Aquelas mãos, cujos sulcos se evidenciam numa pele já sofrida pelo tempo,
preparam mais uma fonte de vida.
Mexendo o angu com certa dificuldade, uma vez
que a dor insiste em imobilizar seus membros, ela se lembra da dor.
Daquela dor que veio repentinamente e cessou
com o nascimento de sua segunda vida.
Lembrou-se com carinho do rostinho feliz daquele anjo,
cujo olhar dizia “oi, mamãe, aqui estou eu”.
Lembrou-se das dificuldades da vida; do crescimento sadio daquele anjo.
A pá de angu, alheia àqueles pensamentos,
gira feito marionete, num ritmo gostoso e silencioso
que produzem na mãe uma paz de espírito e uma certeza do dever cumprido.
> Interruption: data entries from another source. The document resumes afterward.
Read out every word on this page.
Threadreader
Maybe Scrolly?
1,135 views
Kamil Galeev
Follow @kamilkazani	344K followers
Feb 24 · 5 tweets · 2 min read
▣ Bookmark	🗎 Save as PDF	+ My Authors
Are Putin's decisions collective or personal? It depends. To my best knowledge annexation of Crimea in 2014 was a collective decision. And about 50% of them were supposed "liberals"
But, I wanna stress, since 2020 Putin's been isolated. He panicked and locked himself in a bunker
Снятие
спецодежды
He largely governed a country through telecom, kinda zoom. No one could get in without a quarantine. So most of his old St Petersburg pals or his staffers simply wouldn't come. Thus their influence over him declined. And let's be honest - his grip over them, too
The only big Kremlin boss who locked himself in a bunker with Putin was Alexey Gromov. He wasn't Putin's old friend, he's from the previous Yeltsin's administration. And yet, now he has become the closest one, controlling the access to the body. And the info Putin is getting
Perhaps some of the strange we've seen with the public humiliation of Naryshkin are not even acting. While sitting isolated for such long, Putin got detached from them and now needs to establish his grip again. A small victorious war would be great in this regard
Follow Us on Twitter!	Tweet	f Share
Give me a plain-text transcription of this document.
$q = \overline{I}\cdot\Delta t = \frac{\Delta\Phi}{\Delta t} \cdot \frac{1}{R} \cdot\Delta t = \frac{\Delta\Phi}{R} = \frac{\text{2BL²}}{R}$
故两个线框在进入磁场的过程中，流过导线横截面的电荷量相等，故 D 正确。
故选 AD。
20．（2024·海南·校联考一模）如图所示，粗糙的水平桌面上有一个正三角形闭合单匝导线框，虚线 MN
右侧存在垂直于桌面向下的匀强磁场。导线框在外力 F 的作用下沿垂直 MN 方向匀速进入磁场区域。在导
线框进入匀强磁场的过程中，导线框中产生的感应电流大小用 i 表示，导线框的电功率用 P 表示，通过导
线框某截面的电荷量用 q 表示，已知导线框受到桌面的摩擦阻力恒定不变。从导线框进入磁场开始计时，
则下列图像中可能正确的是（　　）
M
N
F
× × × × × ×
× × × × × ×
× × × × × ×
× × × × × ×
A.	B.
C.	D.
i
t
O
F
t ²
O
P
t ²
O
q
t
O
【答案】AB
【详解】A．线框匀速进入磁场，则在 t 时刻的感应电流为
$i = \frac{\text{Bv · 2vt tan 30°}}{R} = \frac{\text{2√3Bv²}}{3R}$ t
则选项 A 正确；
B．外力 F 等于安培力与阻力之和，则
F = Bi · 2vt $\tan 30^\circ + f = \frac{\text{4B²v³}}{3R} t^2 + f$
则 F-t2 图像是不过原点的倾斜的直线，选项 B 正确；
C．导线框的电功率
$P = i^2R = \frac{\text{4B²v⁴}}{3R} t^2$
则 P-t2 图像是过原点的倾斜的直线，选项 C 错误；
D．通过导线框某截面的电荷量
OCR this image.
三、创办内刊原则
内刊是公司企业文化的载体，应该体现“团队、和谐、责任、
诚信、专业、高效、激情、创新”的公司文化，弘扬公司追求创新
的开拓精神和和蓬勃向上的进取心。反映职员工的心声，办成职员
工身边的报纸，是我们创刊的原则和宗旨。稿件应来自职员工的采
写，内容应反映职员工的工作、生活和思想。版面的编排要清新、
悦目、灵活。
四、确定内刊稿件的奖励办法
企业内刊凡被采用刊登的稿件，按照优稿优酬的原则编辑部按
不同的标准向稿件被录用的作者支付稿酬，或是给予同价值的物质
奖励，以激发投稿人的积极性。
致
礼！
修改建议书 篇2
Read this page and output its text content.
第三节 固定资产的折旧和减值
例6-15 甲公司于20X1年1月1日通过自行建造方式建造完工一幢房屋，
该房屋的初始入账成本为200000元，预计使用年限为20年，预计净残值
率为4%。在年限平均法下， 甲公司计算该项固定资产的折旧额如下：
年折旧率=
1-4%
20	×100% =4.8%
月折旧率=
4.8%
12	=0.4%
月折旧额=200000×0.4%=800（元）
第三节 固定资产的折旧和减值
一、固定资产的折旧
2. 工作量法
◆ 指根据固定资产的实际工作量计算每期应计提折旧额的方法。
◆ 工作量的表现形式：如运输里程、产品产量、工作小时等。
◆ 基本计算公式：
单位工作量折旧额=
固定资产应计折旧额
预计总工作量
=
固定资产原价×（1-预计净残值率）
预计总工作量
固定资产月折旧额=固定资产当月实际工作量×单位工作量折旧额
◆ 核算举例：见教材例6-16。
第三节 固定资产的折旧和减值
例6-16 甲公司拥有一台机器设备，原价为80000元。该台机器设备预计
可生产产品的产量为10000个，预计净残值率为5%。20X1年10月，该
O angu, o arroz e o feijão, já prontos,
repousam fumegantes sobre o fogão à lenha.
Ela, à espera do filho, cuidadosamente fecha as panelas,
como se fossem metais preciosos, protegendo-as das impurezas.
A enxada lavra aquela terra.
O ritmo daquela lida produz dores em seus braços.
A fadiga, que toma-lhe o corpo também, fá-lo pensar.
Seus pensamentos vagam à sua infância.
A enxada, também alheia àqueles pensamentos,
movimenta-se freneticamente na terra fértil,
produzindo sons que acalentam o anjo,
proporcionando-lhe uma paz de espírito e a certeza do infinito amor materno.
Ele, ansioso em reencontrar a mãe, prepara e semeia a terra,
depositando sobre ela o frescor da água
que escorre abundantemente por aquela terra santa.
“Bença, mãe!”
“Deus abençoe, meu anjo! O almoço tá pronto.”